Я достаю все семейные фотографии из коробки и расставляю их по гостиной.
— Ты бы любил своих бабушку и дедушку.
У меня нет ни одной фотографии Алека.
У меня замирает сердце, когда я понимаю, что маленький Алек никогда не узнает, как выглядел его отец.
— Твой отец — самый удивительный человек. Он сильный и храбрый. — Мой голос срывается, когда меня охватывает душевная боль. — Никто никогда не займет его место, и ты никогда не назовешь папой другого мужчину.
Я посвящу свою жизнь воспитанию сына Алека и подарю ему замечательную жизнь.
Глава 20
Алек
Стоя на поле, где была убита Эверли, я ищу любой признак того, что она была здесь.

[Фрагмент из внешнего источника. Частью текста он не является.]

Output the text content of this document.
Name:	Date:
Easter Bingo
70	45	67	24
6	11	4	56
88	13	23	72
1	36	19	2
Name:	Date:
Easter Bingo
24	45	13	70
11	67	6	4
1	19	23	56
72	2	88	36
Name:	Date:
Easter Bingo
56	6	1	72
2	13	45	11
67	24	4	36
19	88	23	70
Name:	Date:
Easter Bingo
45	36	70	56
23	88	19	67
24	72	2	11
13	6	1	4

Это глупо. Прошел год. Конечно, ничего не будет.
Но я все равно смотрю на землю.
До сих пор я был заперт в своей спальне, и это мой первый шанс выйти на поле.
— Алек, — зовет Миша, прислонившись к внедорожнику. — Нам нужно идти, или мы опоздаем на наш самолет.
Последние двенадцать месяцев жизни без Эверли были жестоким адом. Отец избегал меня, а те несколько раз, когда мы общались, всегда заканчивались насилием.
Я никогда не прощу его. И никогда не забуду, что он сделал.
И однажды, когда он меньше всего будет этого ожидать, я убью его так же, как он убил Эверли.
— Алек, — снова зовет Миша.
Мы здесь уже больше часа. Миша был терпелив со мной.
Честно говоря, только Миша и Тиана пытались понять, через что я прохожу.
Как только я вернулся домой, мама впала в глубокую депрессию. Потеря Винсента почти убила ее.
Она потеряла своего сына, а я — брата и единственную женщину, которую я когда-либо любил. Я никогда не смогу сблизиться с другим человеком так, как сблизился с Эверли.
— Я люблю тебя, — шепчу я земле. — Навсегда. Это никогда не будет нашим концом, моя маленькая любовь. Мое время на этой богом забытой планете закончится, и мы снова будем вместе.
Я закрываю глаза, и образ Эверли, сидящей у меня на коленях, заполняет мой разум.
'Я тоже тебя люблю'.
Подняв руку, я прижимаю ткань к своему разбитому сердцу.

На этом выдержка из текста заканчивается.